For instance, here's an easy one that most of us have access to right now: provision. I'm anxious about paying my bills over the coming months.

But when that anxiety comes up, I get to have a conversation with it. I get to tell it that the economy is not my provider. God is my provider. I get to minister to that anxiety by reminding it of all the times God has provided for us in the past. Maybe some of that anxiety gets healed each time it comes up and I get to minister to it, right? 

But then it's even more useful to go deeper with it. Maybe when that anxiety comes up it opens up a way for me to get to the bottom of it.

Where does the anxiety come from? For me, when I dig deeper (instead of avoiding it or trying to shut it down) I discover that maybe I don't trust God the way that I think I do. And why is that? Poking around a bit more I uncover the fact that I have some unresolved disappointment and even some resentment with God.

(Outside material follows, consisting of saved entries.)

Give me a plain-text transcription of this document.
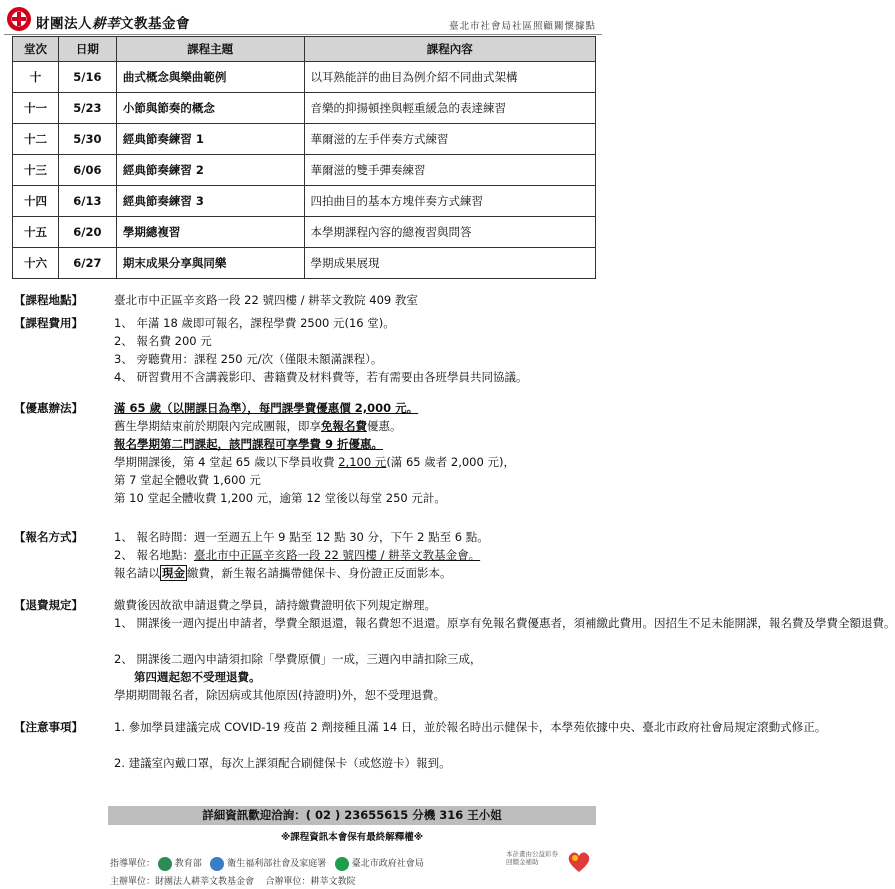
財團法人耕莘文教基金會	臺北市社會局社區照顧關懷據點
堂次	日期	課程主題	課程內容
十	5/16	曲式概念與樂曲範例	以耳熟能詳的曲目為例介紹不同曲式架構
十一	5/23	小節與節奏的概念	音樂的抑揚頓挫與輕重緩急的表達練習
十二	5/30	經典節奏練習 1	華爾滋的左手伴奏方式練習
十三	6/06	經典節奏練習 2	華爾滋的雙手彈奏練習
十四	6/13	經典節奏練習 3	四拍曲目的基本方塊伴奏方式練習
十五	6/20	學期總複習	本學期課程內容的總複習與問答
十六	6/27	期末成果分享與同樂	學期成果展現
【課程地點】	臺北市中正區辛亥路一段 22 號四樓 / 耕莘文教院 409 教室
【課程費用】	1、 年滿 18 歲即可報名，課程學費 2500 元(16 堂)。
2、 報名費 200 元
3、 旁聽費用：課程 250 元/次（僅限未額滿課程）。
4、 研習費用不含講義影印、書籍費及材料費等，若有需要由各班學員共同協議。
【優惠辦法】	滿 65 歲（以開課日為準），每門課學費優惠價 2,000 元。
舊生學期結束前於期限內完成團報，即享免報名費優惠。
報名學期第二門課起，該門課程可享學費 9 折優惠。
學期開課後，第 4 堂起 65 歲以下學員收費 2,100 元(滿 65 歲者 2,000 元)，
第 7 堂起全體收費 1,600 元
第 10 堂起全體收費 1,200 元，逾第 12 堂後以每堂 250 元計。
【報名方式】	1、 報名時間：週一至週五上午 9 點至 12 點 30 分，下午 2 點至 6 點。
2、 報名地點：臺北市中正區辛亥路一段 22 號四樓 / 耕莘文教基金會。
報名請以 現金 繳費，新生報名請攜帶健保卡、身份證正反面影本。
【退費規定】	繳費後因故欲申請退費之學員，請持繳費證明依下列規定辦理。
1、 開課後一週內提出申請者，學費全額退還，報名費恕不退還。原享有免報名費優惠者，須補繳此費用。因招生不足未能開課，報名費及學費全額退費。
2、 開課後二週內申請須扣除「學費原價」一成，三週內申請扣除三成，
第四週起恕不受理退費。
學期期間報名者，除因病或其他原因(持證明)外，恕不受理退費。
【注意事項】	1. 參加學員建議完成 COVID-19 疫苗 2 劑接種且滿 14 日，並於報名時出示健保卡，本學苑依據中央、臺北市政府社會局規定滾動式修正。
2. 建議室內戴口罩，每次上課須配合刷健保卡（或悠遊卡）報到。
詳細資訊歡迎洽詢：( 02 ) 23655615 分機 316 王小姐
※課程資訊本會保有最終解釋權※
指導單位： 教育部	衛生福利部社會及家庭署	臺北市政府社會局
主辦單位：財團法人耕莘文教基金會 合辦單位：耕莘文教院
本計畫由公益彩券回饋金補助
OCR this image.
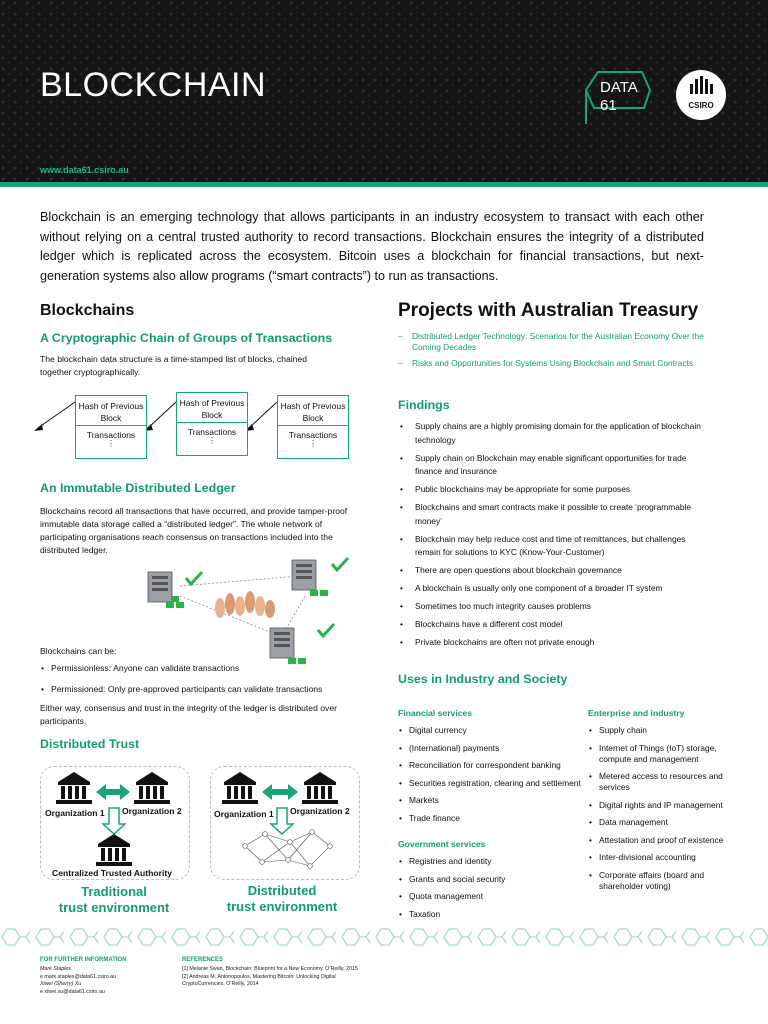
BLOCKCHAIN
www.data61.csiro.au
DATA
61	CSIRO
Blockchain is an emerging technology that allows participants in an industry ecosystem to transact with each other without relying on a central trusted authority to record transactions. Blockchain ensures the integrity of a distributed ledger which is replicated across the ecosystem. Bitcoin uses a blockchain for financial transactions, but next-generation systems also allow programs (“smart contracts”) to run as transactions.
Blockchains
A Cryptographic Chain of Groups of Transactions
The blockchain data structure is a time-stamped list of blocks, chained together cryptographically.
Hash of Previous Block
Transactions
⋮
Hash of Previous Block
Transactions
⋮
Hash of Previous Block
Transactions
⋮
An Immutable Distributed Ledger
Blockchains record all transactions that have occurred, and provide tamper-proof immutable data storage called a “distributed ledger”. The whole network of participating organisations reach consensus on transactions included into the distributed ledger.
Blockchains can be:
• Permissionless: Anyone can validate transactions
• Permissioned: Only pre-approved participants can validate transactions
Either way, consensus and trust in the integrity of the ledger is distributed over participants.
Distributed Trust
Organization 1 Organization 2
Centralized Trusted Authority
Organization 1 Organization 2
Traditional
trust environment
Distributed
trust environment
Projects with Australian Treasury
– Distributed Ledger Technology: Scenarios for the Australian Economy Over the Coming Decades
– Risks and Opportunities for Systems Using Blockchain and Smart Contracts
Findings
• Supply chains are a highly promising domain for the application of blockchain technology
• Supply chain on Blockchain may enable significant opportunities for trade finance and insurance
• Public blockchains may be appropriate for some purposes
• Blockchains and smart contracts make it possible to create ‘programmable money’
• Blockchain may help reduce cost and time of remittances, but challenges remain for solutions to KYC (Know-Your-Customer)
• There are open questions about blockchain governance
• A blockchain is usually only one component of a broader IT system
• Sometimes too much integrity causes problems
• Blockchains have a different cost model
• Private blockchains are often not private enough
Uses in Industry and Society
Financial services
• Digital currency
• (International) payments
• Reconciliation for correspondent banking
• Securities registration, clearing and settlement
• Markets
• Trade finance
Government services
• Registries and identity
• Grants and social security
• Quota management
• Taxation
Enterprise and industry
• Supply chain
• Internet of Things (IoT) storage, compute and management
• Metered access to resources and services
• Digital rights and IP management
• Data management
• Attestation and proof of existence
• Inter-divisional accounting
• Corporate affairs (board and shareholder voting)
FOR FURTHER INFORMATION
Mark Staples
e mark.staples@data61.csiro.au
Xiwei (Sherry) Xu
e xiwei.xu@data61.csiro.au
REFERENCES
[1] Melanie Swan, Blockchain: Blueprint for a New Economy, O’Reilly, 2015
[2] Andreas M. Antonopoulos, Mastering Bitcoin: Unlocking Digital CryptoCurrencies, O’Reilly, 2014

These maladies are always there, like a cancer eating away at me. But when all is well and I've got paying dates on the calendar, they go unaddressed.

And the thing is, I can't really address them unless I have access to them, and I don't have access to them until something brings them to the surface. My tendency might be to avoid, manage, or medicate my anxiety when it surfaces. But if I can learn, with the help and guidance of the Holy Spirit, to take advantage of what my anxiety gives me access to when it rises up in me, then some real healing can happen.

This is true with other things, too. I'm already hearing about friends cooped up with their spouse who are experiencing marital conflict that they can no longer avoid. Good! Maybe they can find some healing before things get worse.

So I guess I'd say that we have a remarkable opportunity in this time to really dig into the "negative" emotions that might be surfacing in us and let the Lord lead us into some healing. I already feel it happening in me!

It's not for sissies. But it's better than the alternative. And God is in it and with us.